Python UTF-8 comparison

Question

a = {"a":"çö"}
b = "çö"
a['a']
>>> '\xc3\xa7\xc3\xb6'

b.decode('utf-8') == a['a']
>>> False

What is going in there?

edit= I'm sorry, it was my mistake. It is still False. I'm using Python 2.6 on Ubuntu 10.04.

Answer 1

Possible solutions

Either write like this:

a = {"a": u"çö"}
b = "çö"
b.decode('utf-8') == a['a']

Or like this (you may also skip the .decode('utf-8') on both sides):

a = {"a": "çö"}
b = "çö"
b.decode('utf-8') == a['a'].decode('utf-8')

Or like this (my recommendation):

a = {"a": u"çö"}
b = u"çö"
b == a['a']

Explanation

Updated based on Tim's comment. In your original code, b.decode('utf-8') == u'çö' and a['a'] == 'çö', so you're actually making the following comparison:

u'çö' == 'çö'

One of the objects is of type unicode, the other is of type str, so in order to execute the comparison, the str is converted to unicode and then the two unicode objects are compared.
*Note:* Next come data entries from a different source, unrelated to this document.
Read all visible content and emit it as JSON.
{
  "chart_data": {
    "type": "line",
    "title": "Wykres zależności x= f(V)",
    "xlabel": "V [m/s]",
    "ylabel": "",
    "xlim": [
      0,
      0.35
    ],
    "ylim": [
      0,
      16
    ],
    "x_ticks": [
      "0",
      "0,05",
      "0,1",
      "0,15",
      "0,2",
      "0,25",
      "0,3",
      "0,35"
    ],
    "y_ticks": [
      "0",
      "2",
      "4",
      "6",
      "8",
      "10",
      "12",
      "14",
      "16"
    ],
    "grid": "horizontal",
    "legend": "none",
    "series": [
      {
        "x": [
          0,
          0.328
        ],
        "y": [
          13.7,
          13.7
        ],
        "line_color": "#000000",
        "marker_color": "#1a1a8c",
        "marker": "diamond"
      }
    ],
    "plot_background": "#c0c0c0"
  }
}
It works fine in the case of purely ASCII strings, for example: u'a' == 'a', since unicode('a') == u'a'.

However, it fails in case of u'çö' == 'çö', since unicode('çö') returns the following error: UnicodeDecodeError: 'ascii' codec can't decode byte 0xc3 in position 0: ordinal not in range(128), and therefore the whole comparison returns False and issues the following warning: UnicodeWarning: Unicode equal comparison failed to convert both arguments to Unicode - interpreting them as being unequal.